Sanders recalled growing up in a lower-middle-class family in a “three-and-a-half-room rent-controlled apartment” in Brooklyn.

Sen. Bernie Sanders, I-Vt., speaks at a rally in Brooklyn on Saturday. (Photo: Andrew Kelly/Reuters)

“My mother’s dream was that someday our family would move out of that rent-controlled apartment to a home of our own,” Sanders said. “That dream was never fulfilled. She died young while we were still living in that rent-controlled apartment.”

In Chicago, Sanders recalled his time spent as a student at the University of Chicago, where he took part in sit-ins to protest the school’s segregated housing in the 1960s. He also reflected on taking a bus from Chicago to Washington, D.C., in 1963 to participate in the March on Washington and to hear Martin Luther King Jr.’s “I Have a Dream” speech.

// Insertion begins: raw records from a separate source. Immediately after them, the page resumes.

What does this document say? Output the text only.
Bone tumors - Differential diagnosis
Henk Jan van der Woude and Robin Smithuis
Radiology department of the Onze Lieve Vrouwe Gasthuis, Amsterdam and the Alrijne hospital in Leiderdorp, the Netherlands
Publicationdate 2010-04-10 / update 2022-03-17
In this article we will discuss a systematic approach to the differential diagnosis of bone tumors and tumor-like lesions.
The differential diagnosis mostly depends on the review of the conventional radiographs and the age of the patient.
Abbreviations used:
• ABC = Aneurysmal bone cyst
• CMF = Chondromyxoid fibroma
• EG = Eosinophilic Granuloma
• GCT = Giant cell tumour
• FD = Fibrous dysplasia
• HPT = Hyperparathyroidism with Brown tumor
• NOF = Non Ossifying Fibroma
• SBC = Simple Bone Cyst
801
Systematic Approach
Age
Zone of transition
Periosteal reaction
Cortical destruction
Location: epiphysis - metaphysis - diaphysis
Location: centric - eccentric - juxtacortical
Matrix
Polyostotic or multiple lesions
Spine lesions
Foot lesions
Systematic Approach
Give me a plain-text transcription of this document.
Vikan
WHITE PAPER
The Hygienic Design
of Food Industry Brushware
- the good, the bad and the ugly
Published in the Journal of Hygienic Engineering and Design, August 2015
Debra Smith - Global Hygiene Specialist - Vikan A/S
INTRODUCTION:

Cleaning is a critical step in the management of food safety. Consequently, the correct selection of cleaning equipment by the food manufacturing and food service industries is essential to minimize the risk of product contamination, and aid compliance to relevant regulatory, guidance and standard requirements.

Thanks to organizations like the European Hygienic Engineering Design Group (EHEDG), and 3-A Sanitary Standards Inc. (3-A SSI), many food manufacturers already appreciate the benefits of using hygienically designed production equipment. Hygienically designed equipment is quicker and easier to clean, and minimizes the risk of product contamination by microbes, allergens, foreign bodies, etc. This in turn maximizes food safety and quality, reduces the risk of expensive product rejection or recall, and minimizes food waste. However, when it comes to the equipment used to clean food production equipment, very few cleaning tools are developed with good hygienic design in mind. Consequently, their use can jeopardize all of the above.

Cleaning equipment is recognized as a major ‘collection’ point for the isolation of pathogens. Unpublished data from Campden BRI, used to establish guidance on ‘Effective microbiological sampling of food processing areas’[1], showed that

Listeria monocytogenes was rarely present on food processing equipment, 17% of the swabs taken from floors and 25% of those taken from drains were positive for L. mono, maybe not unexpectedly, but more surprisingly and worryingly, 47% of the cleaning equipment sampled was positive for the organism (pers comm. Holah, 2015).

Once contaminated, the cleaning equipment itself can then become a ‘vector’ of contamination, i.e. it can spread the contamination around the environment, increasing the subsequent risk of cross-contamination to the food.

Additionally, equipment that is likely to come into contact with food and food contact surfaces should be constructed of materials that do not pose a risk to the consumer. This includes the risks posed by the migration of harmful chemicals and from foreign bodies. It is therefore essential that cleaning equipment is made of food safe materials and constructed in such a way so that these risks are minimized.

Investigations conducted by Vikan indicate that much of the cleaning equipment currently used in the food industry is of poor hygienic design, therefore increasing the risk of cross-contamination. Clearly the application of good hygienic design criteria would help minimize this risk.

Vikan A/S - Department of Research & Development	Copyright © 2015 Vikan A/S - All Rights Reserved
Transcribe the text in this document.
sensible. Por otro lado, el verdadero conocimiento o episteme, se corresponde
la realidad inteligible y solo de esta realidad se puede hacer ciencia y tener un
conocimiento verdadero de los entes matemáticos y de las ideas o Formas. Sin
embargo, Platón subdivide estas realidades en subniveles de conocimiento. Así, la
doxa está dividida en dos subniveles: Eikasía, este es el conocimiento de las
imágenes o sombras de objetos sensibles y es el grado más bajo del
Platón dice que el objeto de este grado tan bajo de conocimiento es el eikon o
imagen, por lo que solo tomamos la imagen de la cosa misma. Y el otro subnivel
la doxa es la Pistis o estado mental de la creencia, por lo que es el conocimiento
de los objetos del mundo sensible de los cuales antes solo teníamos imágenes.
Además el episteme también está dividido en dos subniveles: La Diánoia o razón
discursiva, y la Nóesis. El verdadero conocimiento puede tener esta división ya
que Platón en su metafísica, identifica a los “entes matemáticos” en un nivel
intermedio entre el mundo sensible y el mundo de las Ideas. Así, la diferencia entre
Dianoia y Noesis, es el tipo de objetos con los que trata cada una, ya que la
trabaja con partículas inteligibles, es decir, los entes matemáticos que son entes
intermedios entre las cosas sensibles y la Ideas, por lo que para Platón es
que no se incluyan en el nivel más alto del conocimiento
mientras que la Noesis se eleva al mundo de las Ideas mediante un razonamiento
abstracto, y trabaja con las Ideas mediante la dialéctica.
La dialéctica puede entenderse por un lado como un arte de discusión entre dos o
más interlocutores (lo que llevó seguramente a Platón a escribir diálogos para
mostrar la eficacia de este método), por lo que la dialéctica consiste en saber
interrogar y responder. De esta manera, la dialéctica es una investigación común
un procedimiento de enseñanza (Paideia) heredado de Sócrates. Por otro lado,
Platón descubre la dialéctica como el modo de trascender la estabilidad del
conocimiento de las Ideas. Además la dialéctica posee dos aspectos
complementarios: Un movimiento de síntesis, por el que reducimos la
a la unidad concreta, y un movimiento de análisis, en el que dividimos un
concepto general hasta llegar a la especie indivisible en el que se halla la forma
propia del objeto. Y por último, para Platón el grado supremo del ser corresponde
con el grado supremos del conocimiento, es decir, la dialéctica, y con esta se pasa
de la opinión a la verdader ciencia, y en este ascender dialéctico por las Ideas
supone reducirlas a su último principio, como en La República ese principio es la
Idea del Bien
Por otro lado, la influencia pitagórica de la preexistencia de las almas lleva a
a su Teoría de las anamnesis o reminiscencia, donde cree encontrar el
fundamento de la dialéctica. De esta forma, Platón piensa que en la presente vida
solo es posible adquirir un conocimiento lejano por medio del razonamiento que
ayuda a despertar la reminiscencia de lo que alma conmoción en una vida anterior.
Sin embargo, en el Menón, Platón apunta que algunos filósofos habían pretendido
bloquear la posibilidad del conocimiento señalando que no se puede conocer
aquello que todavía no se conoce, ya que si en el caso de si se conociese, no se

Sanders vowed to end voter suppression.

“It is incomprehensible to me that, in the year 2019, we continue to have a president, a Supreme Court and Republican governors who still are trying to deny people of color and poor people the right to vote,” Sanders said at his Sunday night rally at Chicago’s Navy Pier. “In the last decade, more than 30 states have considered voter suppression laws whose clear intent is to disenfranchise people of color. How pathetic and how cowardly is that?”

He added: “Brothers and sisters, together we will end voter suppression in this country and move to automatic voter registration. We are going to make voting easier, not harder.”

Sen. Bernie Sanders, I-Vt., speaks at a rally in Chicago on Sunday. (Photo: Joshua Lott/Reuters)

Also Sunday, Sanders visited Selma, Ala., to participate in annual events marking 1965’s “Bloody Sunday,” when protesters demanding voting rights for blacks were beaten by a white mob, abetted by police.

While there, Sanders attended a breakfast honoring Hillary Clinton, who defeated him in the 2016 Democratic primary — in part because of support from black voters.

In his “Breakfast Club” interview, Sanders was asked about his position on paying reparations to black Americans for slavery and Jim Crow — something two other candidates, Sens. Kamala Harris, D-Calif., and Elizabeth Warren, D-Mass., have said they would support.

“We have to deal with the fact there is enormous disparity between the black community and the white community,” Sanders said.

But when asked by Charlamagne tha God if he would support “free cash payouts,” Sanders said, “No.”

“Do you mean a check to every African-American? Well, then, that means a check to every Native American that were wiped out when the settlers came,” he said. “I think the way we go forward is to build America together.”